Insekten essen: Pralinen mit Mehlwürmern
Fleischesser sollten sich schon mal an den Verzehr von Insekten gewöhnen, sagt der Unternehmer Cédric Ariol. Das sei die ökologisch vertretbare Alternative.
TOULOUSE afp | Die weltberühmte französische Küche kann mit einer neuen kulinarischen Spezialität aufwarten: Pralinen, die mit Heuschrecken oder Mehlwürmern angereichert sind. Zu verdanken ist die Delikatesse, die den Geschmack von cremiger Schokolade mit der nussigen Note von Grillen und Käfern verbindet, dem Jungunternehmer Cédric Auriol.
Der selbsternannte „Schöpfer nachhaltiger Lebensmittel“ hat eine Mission: Den Europäern die Ekelgefühle vor schmackhaften Insekten austreiben und so eine gesunde und vor allem umwelt- und klimafreundliche Alternative zu Rind- und Schweinefleisch etablieren.
Der Franzose, der sein Geld bisher vor allem mit dem Im- und Export von Textilien und Verpackungsmaterial verdient, war auf der Suche nach einer neuen, ökologisch vertretbaren Aktivität. Und die, davon ist der 30-Jährige überzeugt, hat er nun gefunden. Seine vor eineinhalb Jahren gegründete Firma Micronutris am Rande der südfranzösischen Stadt Toulouse züchtet Insekten für den menschlichen Verzehr. „Ein Markt, der explodieren wird“, ist Auriol überzeugt.
Zwar essen in Afrika, Asien und Südamerika bereits rund zwei Milliarden Menschen regelmäßig Insekten. Im Internet lassen sich Lutscher bestellen, in die kleine tote Skorpione eingeschlossen sind – vor allem ein Spaßartikel für besonders Mutige. Doch bisher habe kein Unternehmen in Europa Krabbeltiere für den menschlichen Verzehr industriell hergestellt – unter hygienischen Bedingungen, die westlichen Standards entsprechen und einer amtlichen Nahrungsmittelkontrolle unterworfen sind, sagt Auriol.
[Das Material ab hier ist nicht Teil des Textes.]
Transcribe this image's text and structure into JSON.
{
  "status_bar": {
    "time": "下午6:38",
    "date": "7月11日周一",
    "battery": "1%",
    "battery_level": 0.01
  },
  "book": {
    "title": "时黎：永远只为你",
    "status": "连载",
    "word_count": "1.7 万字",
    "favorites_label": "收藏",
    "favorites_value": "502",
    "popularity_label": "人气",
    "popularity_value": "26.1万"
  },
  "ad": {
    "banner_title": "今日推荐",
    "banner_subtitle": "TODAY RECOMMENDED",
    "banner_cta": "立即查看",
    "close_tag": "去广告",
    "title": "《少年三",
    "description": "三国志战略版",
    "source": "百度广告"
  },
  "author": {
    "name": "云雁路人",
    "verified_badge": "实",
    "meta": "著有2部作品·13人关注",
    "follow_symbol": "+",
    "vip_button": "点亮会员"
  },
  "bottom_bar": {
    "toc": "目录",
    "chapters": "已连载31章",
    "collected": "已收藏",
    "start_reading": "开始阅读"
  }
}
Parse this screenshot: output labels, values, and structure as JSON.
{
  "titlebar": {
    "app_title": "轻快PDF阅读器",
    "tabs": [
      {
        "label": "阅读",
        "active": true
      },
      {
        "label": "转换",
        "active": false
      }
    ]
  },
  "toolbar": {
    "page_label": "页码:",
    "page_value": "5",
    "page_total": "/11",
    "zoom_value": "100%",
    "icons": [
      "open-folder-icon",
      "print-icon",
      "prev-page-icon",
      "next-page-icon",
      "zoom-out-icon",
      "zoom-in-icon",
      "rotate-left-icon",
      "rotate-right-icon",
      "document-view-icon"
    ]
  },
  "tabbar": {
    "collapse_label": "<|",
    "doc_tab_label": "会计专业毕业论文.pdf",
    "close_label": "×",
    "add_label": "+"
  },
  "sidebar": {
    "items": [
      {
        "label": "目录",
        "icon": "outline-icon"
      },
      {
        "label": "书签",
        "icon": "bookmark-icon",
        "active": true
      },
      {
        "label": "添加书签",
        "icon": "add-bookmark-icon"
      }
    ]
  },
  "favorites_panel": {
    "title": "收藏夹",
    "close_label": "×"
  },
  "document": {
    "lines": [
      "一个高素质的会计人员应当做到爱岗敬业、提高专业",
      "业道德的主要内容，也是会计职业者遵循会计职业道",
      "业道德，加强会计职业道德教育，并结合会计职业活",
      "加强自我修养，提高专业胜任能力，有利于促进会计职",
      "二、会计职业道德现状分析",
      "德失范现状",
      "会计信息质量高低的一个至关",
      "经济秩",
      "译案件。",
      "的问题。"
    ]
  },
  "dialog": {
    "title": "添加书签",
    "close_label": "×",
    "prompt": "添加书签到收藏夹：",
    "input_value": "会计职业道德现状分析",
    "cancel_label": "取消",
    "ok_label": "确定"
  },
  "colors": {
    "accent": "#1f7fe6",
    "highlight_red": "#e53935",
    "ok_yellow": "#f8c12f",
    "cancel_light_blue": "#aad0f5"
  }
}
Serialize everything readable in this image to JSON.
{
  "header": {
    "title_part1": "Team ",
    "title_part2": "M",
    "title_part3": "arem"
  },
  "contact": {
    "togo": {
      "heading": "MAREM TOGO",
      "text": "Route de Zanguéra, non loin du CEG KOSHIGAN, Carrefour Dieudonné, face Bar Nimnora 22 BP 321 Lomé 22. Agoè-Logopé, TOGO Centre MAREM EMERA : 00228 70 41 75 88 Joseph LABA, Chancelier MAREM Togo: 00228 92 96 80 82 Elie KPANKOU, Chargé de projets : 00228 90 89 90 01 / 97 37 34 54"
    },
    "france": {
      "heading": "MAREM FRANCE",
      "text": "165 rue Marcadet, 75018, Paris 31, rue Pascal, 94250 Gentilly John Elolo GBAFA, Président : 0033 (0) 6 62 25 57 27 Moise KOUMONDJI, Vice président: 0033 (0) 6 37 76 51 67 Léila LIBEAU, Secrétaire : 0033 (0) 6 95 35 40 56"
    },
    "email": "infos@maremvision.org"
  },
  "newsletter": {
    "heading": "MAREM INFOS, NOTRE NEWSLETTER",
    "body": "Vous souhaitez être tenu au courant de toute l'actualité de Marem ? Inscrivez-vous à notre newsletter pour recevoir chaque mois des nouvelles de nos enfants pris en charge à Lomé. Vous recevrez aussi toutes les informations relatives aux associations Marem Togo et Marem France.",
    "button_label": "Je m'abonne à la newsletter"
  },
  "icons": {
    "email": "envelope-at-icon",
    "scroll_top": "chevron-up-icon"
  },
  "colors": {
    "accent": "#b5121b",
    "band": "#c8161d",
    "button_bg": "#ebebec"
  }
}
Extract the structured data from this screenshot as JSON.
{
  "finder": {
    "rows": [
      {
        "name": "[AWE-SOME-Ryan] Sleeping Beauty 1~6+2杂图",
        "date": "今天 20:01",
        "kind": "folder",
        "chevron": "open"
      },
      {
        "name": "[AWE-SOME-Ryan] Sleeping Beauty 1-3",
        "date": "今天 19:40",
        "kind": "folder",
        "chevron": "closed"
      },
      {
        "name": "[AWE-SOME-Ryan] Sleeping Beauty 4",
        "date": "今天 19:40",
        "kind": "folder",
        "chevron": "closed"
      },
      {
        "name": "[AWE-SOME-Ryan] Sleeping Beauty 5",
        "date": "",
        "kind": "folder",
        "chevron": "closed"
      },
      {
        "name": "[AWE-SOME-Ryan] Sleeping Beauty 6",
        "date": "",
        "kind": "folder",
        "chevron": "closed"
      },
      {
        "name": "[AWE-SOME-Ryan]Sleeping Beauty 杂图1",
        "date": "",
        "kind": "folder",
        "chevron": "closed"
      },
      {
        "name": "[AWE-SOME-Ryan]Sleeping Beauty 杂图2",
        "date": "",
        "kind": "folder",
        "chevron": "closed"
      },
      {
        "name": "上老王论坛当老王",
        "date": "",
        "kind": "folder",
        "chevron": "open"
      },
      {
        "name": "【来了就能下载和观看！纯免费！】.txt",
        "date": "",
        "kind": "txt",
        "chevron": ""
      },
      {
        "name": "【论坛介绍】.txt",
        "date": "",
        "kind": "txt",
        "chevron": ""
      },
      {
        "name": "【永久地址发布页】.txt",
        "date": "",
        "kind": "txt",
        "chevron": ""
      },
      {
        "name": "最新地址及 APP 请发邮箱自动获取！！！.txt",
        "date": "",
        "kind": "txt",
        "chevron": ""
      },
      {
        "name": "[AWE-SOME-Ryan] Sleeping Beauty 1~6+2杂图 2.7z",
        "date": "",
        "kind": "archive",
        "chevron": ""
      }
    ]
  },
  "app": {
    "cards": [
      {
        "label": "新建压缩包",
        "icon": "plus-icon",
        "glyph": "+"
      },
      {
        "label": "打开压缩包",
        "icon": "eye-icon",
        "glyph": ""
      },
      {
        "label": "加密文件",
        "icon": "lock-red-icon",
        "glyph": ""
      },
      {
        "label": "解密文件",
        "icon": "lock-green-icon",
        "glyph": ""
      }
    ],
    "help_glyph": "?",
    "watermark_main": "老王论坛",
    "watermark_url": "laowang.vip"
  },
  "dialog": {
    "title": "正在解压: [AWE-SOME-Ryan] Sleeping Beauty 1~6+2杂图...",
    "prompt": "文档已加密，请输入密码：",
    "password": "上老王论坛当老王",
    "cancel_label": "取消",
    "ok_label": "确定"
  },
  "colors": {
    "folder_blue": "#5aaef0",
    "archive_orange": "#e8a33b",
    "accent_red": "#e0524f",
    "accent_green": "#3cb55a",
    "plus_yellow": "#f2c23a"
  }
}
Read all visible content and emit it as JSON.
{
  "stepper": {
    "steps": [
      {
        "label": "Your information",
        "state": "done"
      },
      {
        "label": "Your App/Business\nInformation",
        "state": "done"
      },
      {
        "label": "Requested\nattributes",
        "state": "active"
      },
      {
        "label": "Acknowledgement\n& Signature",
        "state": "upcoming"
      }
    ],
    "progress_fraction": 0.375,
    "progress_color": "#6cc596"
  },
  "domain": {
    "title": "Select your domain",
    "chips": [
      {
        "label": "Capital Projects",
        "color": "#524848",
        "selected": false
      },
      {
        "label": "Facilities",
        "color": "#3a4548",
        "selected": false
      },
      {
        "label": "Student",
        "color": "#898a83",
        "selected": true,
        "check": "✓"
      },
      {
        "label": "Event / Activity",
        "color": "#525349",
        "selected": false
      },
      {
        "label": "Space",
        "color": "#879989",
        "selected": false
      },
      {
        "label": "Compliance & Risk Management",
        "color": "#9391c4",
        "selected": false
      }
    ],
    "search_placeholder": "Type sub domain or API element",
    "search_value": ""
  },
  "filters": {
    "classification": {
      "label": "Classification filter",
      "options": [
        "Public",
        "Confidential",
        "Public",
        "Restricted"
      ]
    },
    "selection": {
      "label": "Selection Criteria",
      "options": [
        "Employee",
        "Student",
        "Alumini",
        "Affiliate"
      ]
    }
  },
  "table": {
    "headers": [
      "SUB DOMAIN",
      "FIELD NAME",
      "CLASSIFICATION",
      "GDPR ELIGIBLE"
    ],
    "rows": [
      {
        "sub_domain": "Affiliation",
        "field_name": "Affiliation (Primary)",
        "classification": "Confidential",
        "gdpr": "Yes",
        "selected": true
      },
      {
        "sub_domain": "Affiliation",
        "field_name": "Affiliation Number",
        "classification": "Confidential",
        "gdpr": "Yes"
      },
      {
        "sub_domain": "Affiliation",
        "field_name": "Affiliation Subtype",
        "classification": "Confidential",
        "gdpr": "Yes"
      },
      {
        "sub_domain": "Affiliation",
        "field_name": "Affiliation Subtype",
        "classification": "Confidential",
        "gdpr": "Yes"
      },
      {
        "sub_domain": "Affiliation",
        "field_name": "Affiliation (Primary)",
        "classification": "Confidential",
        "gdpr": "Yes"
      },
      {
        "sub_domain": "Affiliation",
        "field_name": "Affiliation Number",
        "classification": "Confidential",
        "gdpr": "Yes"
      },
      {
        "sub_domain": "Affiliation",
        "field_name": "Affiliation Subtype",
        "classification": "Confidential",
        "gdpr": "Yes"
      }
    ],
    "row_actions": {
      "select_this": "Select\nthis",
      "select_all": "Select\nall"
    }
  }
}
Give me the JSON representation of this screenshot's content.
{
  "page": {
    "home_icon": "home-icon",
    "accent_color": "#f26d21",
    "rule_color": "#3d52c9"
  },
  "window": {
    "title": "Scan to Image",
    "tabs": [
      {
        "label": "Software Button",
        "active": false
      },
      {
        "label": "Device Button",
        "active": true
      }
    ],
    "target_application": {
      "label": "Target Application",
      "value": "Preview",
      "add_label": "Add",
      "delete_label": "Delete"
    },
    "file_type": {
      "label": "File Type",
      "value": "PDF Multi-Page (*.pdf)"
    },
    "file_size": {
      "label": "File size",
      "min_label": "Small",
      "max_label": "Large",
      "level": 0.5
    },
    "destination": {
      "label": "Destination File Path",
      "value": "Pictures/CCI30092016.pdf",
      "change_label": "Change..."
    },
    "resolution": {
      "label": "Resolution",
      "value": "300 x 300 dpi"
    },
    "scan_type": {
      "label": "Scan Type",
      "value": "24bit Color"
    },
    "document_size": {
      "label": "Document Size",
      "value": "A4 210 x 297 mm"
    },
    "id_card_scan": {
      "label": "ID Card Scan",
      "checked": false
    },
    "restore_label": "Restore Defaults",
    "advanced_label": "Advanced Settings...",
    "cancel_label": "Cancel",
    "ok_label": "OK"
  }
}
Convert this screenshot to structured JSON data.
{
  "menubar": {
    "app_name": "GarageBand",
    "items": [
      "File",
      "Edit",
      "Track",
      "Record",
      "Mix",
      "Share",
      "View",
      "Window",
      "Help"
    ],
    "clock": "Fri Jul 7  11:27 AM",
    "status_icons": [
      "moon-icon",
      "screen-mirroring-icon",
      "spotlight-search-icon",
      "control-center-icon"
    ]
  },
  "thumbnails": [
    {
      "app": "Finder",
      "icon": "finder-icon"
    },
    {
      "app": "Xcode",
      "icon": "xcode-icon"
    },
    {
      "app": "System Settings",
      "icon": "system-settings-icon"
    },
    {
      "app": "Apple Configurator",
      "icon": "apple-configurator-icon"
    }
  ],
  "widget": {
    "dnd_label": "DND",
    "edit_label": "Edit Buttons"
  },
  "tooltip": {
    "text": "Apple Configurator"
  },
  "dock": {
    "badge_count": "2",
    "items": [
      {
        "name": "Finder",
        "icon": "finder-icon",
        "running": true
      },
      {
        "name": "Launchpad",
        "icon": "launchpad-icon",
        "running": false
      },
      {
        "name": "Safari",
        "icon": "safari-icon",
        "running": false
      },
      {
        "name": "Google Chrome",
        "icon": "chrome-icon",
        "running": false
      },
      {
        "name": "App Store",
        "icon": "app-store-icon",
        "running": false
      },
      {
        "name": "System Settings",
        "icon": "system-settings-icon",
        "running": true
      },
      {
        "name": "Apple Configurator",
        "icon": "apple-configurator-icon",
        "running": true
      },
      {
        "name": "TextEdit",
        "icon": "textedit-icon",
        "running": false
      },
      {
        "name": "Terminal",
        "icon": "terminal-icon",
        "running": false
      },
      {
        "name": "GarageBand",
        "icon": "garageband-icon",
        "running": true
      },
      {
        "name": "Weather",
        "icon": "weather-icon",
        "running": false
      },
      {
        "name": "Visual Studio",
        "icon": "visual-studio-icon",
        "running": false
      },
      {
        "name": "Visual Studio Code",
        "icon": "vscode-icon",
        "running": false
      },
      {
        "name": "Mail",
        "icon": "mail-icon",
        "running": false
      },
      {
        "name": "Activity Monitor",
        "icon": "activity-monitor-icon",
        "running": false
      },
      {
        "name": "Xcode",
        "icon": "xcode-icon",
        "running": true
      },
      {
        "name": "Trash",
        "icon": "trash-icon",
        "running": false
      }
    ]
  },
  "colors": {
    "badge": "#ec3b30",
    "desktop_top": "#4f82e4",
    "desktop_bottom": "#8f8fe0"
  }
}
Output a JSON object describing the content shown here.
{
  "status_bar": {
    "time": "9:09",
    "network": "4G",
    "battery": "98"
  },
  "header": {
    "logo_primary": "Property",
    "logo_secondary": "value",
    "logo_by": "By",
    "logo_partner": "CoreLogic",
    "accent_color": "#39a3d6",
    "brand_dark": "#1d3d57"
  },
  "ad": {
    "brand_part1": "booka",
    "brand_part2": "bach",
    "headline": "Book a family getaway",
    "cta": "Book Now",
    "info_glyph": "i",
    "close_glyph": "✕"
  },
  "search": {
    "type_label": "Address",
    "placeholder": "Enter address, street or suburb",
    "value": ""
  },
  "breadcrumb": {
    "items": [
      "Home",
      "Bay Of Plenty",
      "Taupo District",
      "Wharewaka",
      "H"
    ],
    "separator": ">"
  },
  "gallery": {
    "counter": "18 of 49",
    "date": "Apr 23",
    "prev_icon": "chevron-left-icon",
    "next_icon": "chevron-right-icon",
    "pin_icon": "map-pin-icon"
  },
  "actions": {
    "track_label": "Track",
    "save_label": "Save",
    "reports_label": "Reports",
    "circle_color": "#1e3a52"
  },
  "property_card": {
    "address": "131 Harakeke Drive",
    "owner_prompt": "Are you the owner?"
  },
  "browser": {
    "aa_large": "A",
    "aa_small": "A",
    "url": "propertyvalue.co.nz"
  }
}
Gastronomie muss sich umstellen
In der blitzsauberen Lagerhalle von Micronutris, wo sich in in großen Behältern Hunderttausende von Heu- und Springschnecken sowie Mehlwürmer tummeln, überwacht der promovierte Biologe Jérémy Defrize die Produktion. Wie sein Chef ist auch er davon überzeugt, dass sich die Gastronomie in Frankreich und anderen westlichen Ländern umstellen muss.
„Im Jahre 2050 werden neun bis zehn Milliarden Menschen auf der Erde leben“, gibt der Franzose zu bedenken. Die Nachfrage nach tierischem Eiweiß werde sich verdoppeln, die Fläche für den landwirtschaftlichen Anbau hingegen nicht. Angesichts dieser Entwicklung sei der Verzehr von Insekten „eine Lösung, damit jeder genug zu essen hat“.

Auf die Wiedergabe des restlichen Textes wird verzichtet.